D'abord, parce qu'augmenter ses capacités de production ne se fait pas en un claquement de doigts. "Cela pourrait demander jusqu'à deux ans de travail car il faudrait ajouter de nombreuses lignes de production de gants qui s'étalent entre 60 et 100 mètres", commente Sébastien Lenoble, dont les matières premières viennent de Malaisie. Confectionner des gants nécessite une main d'oeuvre importante. Trouver des bras supplémentaires n'est pas une mince affaire : la plupart n'étant pas d'origine malaisienne mais en provenance du Bangladesh ou encore de l'Indonésie. Le covid-19 complique les déplacements entre pays voisins de ces travailleurs étrangers. "Malgré le fait que ces usines de production ne puissent pas répondre à toutes les nouvelles demandes, cette pandémie est une véritable opportunité pour elles, poursuit le patron de Shield Scientific. Elles font un énorme profit et sont probablement très fières de leurs résultats."

Prenons le géant malaisien du gant jetable, Top Glove, qui a vu ses commandes passer de 4,5 milliards avant la pandémie à 11 à 12 milliards aujourd'hui. Conséquence de cette demande en hausse ? Les acheteurs à travers le monde doivent attendre plus longtemps pour recevoir leurs commandes. Jusqu'à 590 jours aujourd'hui contre 30 à 40 jours avant la crise, souligne Lim Wee Chai, PDG de la compagnie. Qui s'est vu alléger, par ailleurs, de quelques commandes puisque les Etats-Unis ont interdit l'importation de gants de sa production, sur la foi de soupçons de travail forcé entre ses murs. 

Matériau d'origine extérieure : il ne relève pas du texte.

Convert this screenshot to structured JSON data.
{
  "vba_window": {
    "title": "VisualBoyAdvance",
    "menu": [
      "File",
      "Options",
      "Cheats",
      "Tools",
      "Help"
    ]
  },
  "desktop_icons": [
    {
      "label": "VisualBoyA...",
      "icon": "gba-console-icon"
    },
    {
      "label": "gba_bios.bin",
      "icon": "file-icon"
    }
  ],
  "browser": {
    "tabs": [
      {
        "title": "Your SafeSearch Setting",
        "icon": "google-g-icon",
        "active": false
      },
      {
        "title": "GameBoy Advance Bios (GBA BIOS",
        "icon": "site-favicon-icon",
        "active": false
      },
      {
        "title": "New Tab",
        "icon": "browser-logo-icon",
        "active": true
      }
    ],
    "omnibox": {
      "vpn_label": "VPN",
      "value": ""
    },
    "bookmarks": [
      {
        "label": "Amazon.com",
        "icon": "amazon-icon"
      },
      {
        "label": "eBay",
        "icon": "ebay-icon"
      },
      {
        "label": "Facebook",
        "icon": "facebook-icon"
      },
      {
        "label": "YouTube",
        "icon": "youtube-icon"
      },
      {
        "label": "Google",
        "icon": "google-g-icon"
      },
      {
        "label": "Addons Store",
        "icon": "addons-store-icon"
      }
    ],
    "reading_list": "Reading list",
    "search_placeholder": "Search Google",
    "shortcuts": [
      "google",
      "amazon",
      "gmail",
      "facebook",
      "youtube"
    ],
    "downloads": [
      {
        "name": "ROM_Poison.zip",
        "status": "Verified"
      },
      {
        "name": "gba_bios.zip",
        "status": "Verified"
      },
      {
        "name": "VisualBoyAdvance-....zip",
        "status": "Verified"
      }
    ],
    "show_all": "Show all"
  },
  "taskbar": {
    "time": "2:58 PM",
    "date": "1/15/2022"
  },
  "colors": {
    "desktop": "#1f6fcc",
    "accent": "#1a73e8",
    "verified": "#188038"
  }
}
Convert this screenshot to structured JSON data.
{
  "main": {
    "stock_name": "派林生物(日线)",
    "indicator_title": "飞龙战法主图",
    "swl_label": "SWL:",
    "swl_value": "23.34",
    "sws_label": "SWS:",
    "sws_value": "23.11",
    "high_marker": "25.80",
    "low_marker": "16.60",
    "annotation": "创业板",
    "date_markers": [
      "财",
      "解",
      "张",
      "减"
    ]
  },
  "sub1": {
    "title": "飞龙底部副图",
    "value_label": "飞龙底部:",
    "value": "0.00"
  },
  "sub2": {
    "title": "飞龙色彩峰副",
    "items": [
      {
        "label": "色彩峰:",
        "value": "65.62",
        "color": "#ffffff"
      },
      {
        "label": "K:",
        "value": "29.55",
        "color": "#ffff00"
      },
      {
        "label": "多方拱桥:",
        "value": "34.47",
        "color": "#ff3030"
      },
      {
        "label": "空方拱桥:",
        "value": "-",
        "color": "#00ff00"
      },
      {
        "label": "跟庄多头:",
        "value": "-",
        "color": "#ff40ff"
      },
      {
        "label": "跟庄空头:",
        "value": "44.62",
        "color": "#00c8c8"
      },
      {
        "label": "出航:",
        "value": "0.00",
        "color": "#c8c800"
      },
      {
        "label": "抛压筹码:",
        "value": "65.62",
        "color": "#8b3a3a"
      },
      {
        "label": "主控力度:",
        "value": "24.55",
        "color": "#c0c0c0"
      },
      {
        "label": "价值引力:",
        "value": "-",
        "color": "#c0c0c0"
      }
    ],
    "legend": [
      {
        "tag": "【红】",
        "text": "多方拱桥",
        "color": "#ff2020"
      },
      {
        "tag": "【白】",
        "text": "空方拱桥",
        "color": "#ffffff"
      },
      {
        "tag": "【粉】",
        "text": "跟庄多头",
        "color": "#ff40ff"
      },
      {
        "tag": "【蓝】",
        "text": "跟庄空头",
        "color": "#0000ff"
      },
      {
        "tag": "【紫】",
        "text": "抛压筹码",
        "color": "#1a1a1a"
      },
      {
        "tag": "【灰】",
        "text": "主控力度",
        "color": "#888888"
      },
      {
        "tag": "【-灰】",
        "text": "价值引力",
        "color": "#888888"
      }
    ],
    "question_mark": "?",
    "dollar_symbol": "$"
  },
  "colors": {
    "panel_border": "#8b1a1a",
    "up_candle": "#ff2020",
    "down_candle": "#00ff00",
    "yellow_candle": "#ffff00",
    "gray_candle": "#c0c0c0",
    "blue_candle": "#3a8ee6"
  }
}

Le coût des matières premières s'envole

Autre conséquence de l'augmentation de la demande ? Les prix augmentent. "Les matières premières peuvent être négociées trois ou quatre fois avant d'arriver à l'usine", déplore Sébastien Lenoble. Nous avons fait face à une hausse de 80% des coûts de production." "En juin, notre fournisseur nous a annoncé (...) des prix qui ont été multipliés entre 2 et 10 fois", complète la société française Rostaing, qui commercialise des gants de protection. "Nos prix sont ajustés pour refléter la forte demande du marché", rétorque Top Glove, faisant également valoir des tensions d'approvisionnement en matières premières. 

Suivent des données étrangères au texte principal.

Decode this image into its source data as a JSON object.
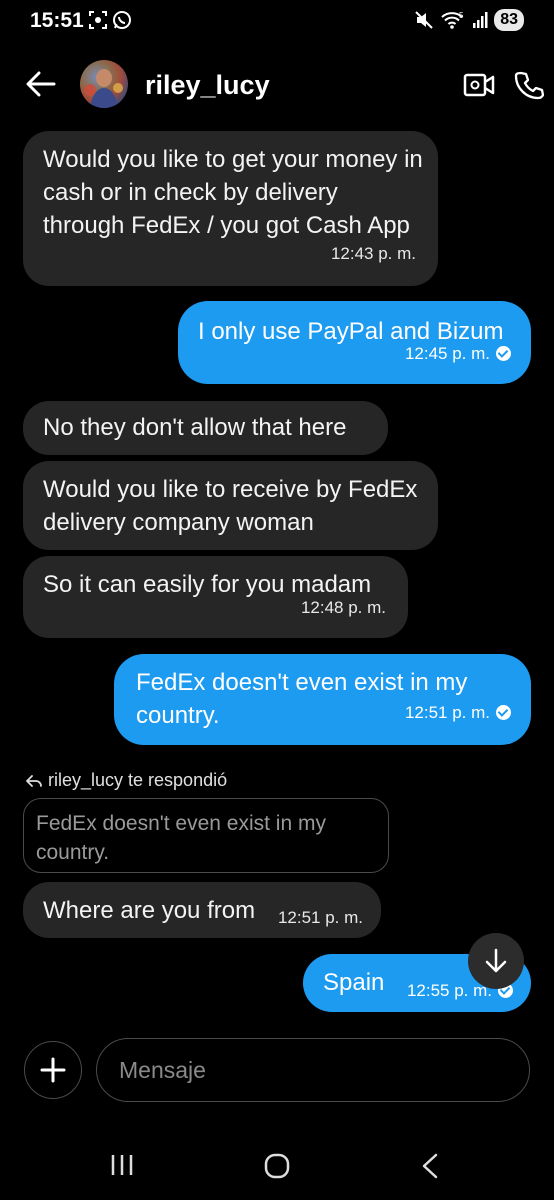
{
  "status_bar": {
    "time": "15:51",
    "battery": "83",
    "network": "5"
  },
  "header": {
    "username": "riley_lucy"
  },
  "messages": [
    {
      "text": "Would you like to get your money in cash or in check by delivery through FedEx / you got Cash App",
      "time": "12:43 p. m."
    },
    {
      "text": "I only use PayPal and Bizum",
      "time": "12:45 p. m."
    },
    {
      "text": "No they don't allow that here"
    },
    {
      "text": "Would you like to receive by FedEx delivery company woman"
    },
    {
      "text": "So it can easily for you madam",
      "time": "12:48 p. m."
    },
    {
      "text": "FedEx doesn't even exist in my country.",
      "time": "12:51 p. m."
    },
    {
      "text": "Where are you from",
      "time": "12:51 p. m."
    },
    {
      "text": "Spain",
      "time": "12:55 p. m."
    }
  ],
  "reply": {
    "label": "riley_lucy te respondió",
    "quoted_text": "FedEx doesn't even exist in my country."
  },
  "composer": {
    "placeholder": "Mensaje"
  },
  "colors": {
    "outgoing_bubble": "#1d9bf0",
    "incoming_bubble": "#262626",
    "background": "#000000"
  },
  "icons": [
    "back-arrow-icon",
    "video-call-icon",
    "phone-icon",
    "scroll-down-icon",
    "plus-icon",
    "recents-icon",
    "home-icon",
    "back-nav-icon"
  ]
}
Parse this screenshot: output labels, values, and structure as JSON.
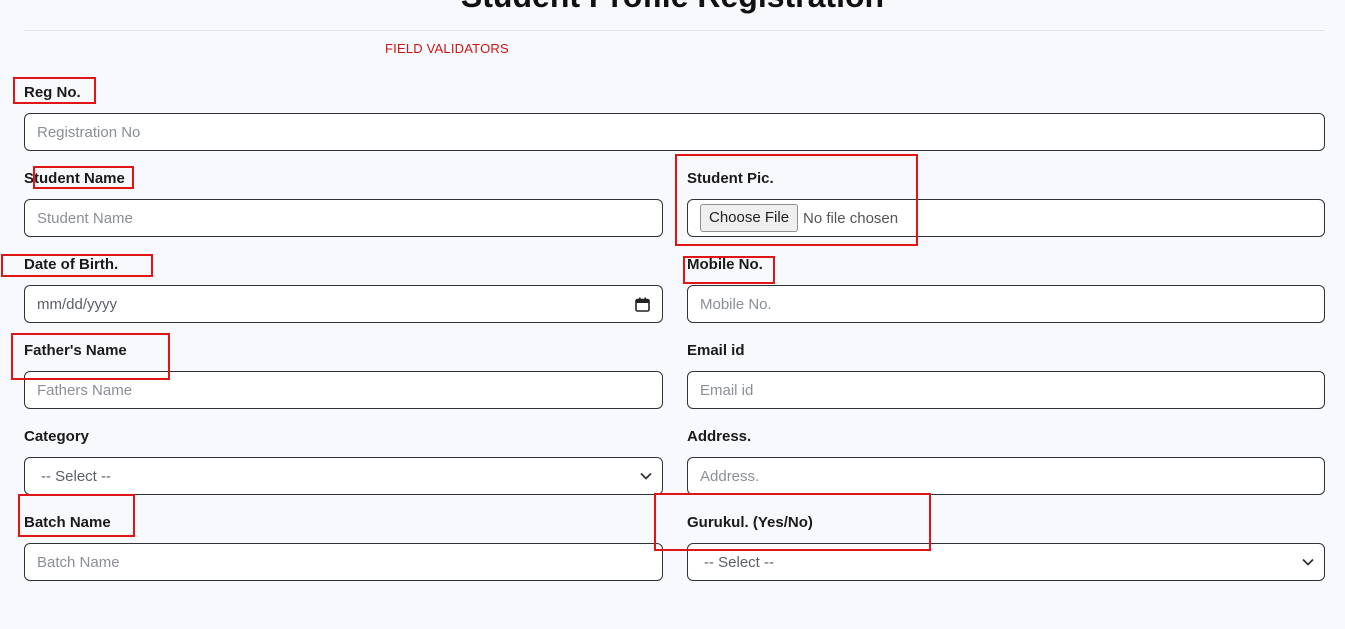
{
  "page": {
    "title": "Student Profile Registration",
    "validators_label": "FIELD VALIDATORS"
  },
  "form": {
    "reg_no": {
      "label": "Reg No.",
      "placeholder": "Registration No"
    },
    "student_name": {
      "label": "Student Name",
      "placeholder": "Student Name"
    },
    "student_pic": {
      "label": "Student Pic.",
      "button": "Choose File",
      "status": "No file chosen"
    },
    "dob": {
      "label": "Date of Birth.",
      "placeholder": "mm/dd/yyyy",
      "icon": "calendar-icon"
    },
    "mobile": {
      "label": "Mobile No.",
      "placeholder": "Mobile No."
    },
    "father_name": {
      "label": "Father's Name",
      "placeholder": "Fathers Name"
    },
    "email": {
      "label": "Email id",
      "placeholder": "Email id"
    },
    "category": {
      "label": "Category",
      "selected": "-- Select --",
      "icon": "chevron-down-icon"
    },
    "address": {
      "label": "Address.",
      "placeholder": "Address."
    },
    "batch_name": {
      "label": "Batch Name",
      "placeholder": "Batch Name"
    },
    "gurukul": {
      "label": "Gurukul. (Yes/No)",
      "selected": "-- Select --",
      "icon": "chevron-down-icon"
    }
  },
  "colors": {
    "highlight": "#e01515",
    "validators_text": "#cc1414",
    "background": "#f8f9fc",
    "field_border": "#2f3337"
  }
}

Jean-Michel Elvira, ancien président de l'Organisation nationale des syndicats d'infirmiers libéraux (Onsil), et donc consommateur final, précise que la boite de 100 paires de gants coûte entre 13 et 15 euros contre 4 à 5 euros auparavant. Sachant qu'il utilise entre cinq et dix paires de gants par jour. Un budget non-négligeable à la fin du mois. Un plafonnement des prix pourrait néanmoins être mis en place. Mais, en attendant, "cette euphorie générale déstabilise complètement le marché", termine Sébastien Lenoble. Une perturbation que l'usager final paie cher. 

Afin que l'approvisionnement du secteur médical soit tout de même assuré, certains gouvernements ont passé des commandes massives en gants jetables. Une concurrence rude. L’Allemagne a signé un contrat afin d'en recevoir 340 millions. La France, elle, en attend 400 millions qu'elle a commandé à la fin de l'été, indique le ministère de la santé.